6. Bayesian trigram filters
Bayesian techniques built on a word model work rather well. One disadvantage of the word model is that the number of "words" in e-mail is virtually unbounded. This fact may be counterintuitive -- it seems reasonable to suppose that you would reach an asymptote once almost all the English words had been included. From my prior research into full text indexing, I know that this is simply not true; the number of "word-like" character sequences possible is nearly unlimited, and new text keeps producing new sequences. This fact is particularly true of e-mails, which contain random strings in Message-IDs, content separators, UU and base64 encodings, and so on.

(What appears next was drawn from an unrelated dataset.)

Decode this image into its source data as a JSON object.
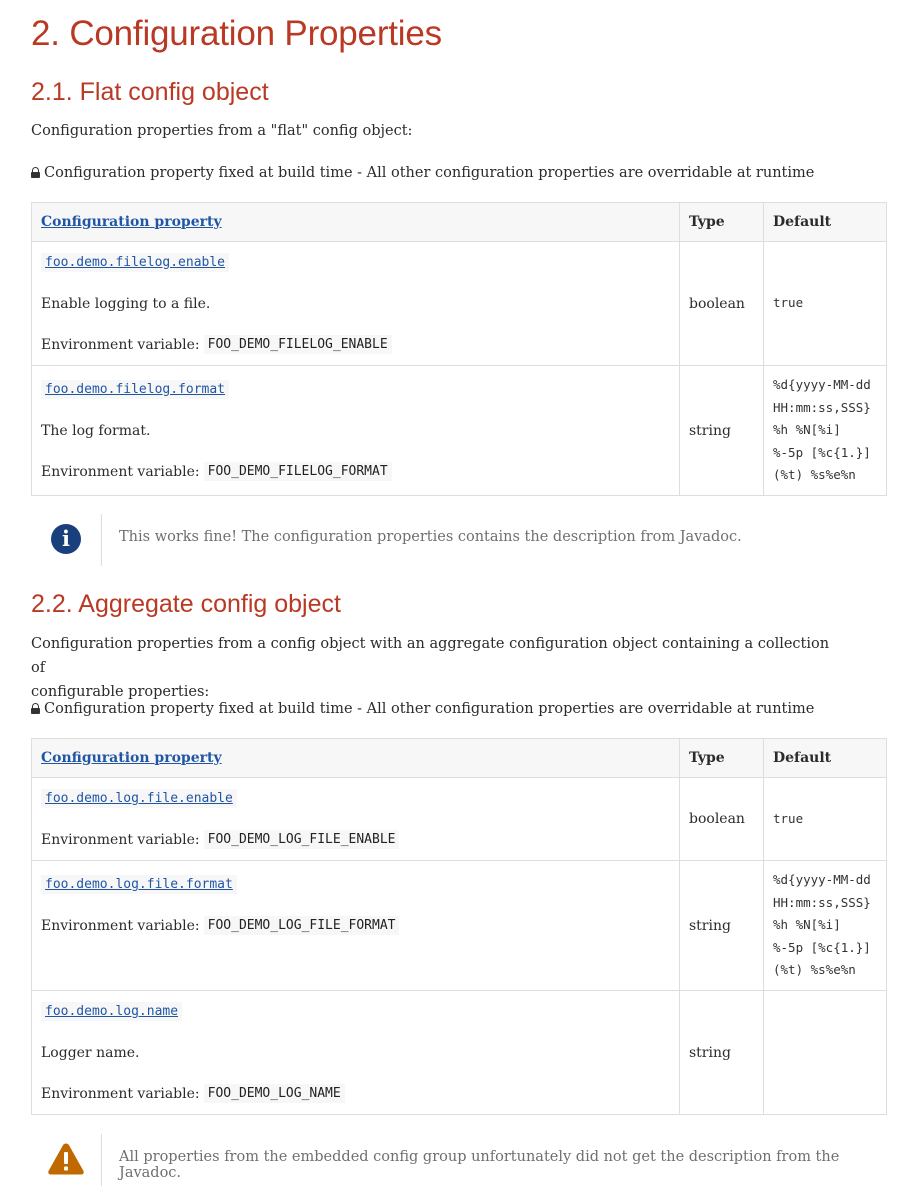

There are various ways to throw out words from the model (the easiest is just to discard the sufficiently infrequent ones).

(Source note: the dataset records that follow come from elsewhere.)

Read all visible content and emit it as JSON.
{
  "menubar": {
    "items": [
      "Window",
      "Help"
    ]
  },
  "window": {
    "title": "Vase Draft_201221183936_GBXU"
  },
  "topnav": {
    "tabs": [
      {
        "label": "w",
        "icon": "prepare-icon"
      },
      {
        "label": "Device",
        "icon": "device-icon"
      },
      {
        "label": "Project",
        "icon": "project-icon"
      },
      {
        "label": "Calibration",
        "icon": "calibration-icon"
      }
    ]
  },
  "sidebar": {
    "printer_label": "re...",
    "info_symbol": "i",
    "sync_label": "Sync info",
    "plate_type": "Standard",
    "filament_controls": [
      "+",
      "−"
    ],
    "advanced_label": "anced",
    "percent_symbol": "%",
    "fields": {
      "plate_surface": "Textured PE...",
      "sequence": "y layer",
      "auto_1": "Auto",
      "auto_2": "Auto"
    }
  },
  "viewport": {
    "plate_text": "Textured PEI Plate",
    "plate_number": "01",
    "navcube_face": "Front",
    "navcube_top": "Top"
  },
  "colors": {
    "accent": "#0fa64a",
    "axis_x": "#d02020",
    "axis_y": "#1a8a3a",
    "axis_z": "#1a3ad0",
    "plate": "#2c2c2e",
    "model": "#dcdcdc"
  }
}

I decided to look into how well a much more starkly limited model space would work for a Bayesian spam filter. Specifically, I decided to use trigrams for my probability model rather than "words". This idea was not invented whole cloth, of course; there is a variety of research into language recognition/differentiation, cryptographic unicity distances of English, pattern frequencies, and related areas, that strongly suggest trigrams are a good unit.

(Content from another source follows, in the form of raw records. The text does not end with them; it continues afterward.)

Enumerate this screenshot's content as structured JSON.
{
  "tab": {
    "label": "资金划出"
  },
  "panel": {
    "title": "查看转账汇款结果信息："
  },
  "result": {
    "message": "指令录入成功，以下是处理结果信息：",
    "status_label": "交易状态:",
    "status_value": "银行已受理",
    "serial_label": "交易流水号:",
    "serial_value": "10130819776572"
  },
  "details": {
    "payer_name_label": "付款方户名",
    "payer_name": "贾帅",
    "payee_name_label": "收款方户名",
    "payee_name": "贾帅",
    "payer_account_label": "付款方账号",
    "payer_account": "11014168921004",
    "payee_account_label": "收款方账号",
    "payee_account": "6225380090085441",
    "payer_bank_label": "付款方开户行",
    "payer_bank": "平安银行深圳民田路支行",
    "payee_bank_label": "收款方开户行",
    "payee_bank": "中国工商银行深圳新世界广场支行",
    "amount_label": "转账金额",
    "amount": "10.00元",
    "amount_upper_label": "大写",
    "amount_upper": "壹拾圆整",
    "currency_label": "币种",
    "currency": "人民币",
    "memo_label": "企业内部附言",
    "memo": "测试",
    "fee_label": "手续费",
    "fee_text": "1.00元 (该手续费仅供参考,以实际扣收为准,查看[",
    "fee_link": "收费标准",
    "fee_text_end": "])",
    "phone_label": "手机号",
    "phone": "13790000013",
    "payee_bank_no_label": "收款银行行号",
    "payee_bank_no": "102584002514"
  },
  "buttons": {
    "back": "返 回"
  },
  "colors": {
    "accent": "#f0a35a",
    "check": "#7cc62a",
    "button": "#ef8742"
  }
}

There were several decisions I made along the way. The biggest choice was deciding what a trigram is. While this is somewhat simpler than identifying a "word", the completely naive approach of looking at every (overlapping) sequence of three bytes is non-optimal. In particular, considering high-bit characters -- although occurring relatively frequently in multi-byte character sets (in other words, CJK) -- forces a much bigger trigram space on us than does looking only at the ASCII range. Limiting the trigram space even further than to low-bit characters produces a smaller space, but not better overall results.
For my trigram analysis, I utilized only the most highly differentiating trigrams as message categorizers. But I arrived at the chosen numbers of "spam" and "good" trigrams only by trial and error. I also picked the cutoff probability for spam rather arbitrarily: I made an interesting discovery that no message in the "good" corpus was assigned a spam probability above .0071 other than two false positives in the .99 range. Lowering my cutoff from an initial 0.9 to 0.1, however, allowed me to catch a few more message in the "spam" corpus. For purposes of speed, I select no more than 100 "interesting" trigrams from each candidate message -- changing that 100 to something else can produce slight variations in the results (but not in an obvious direction).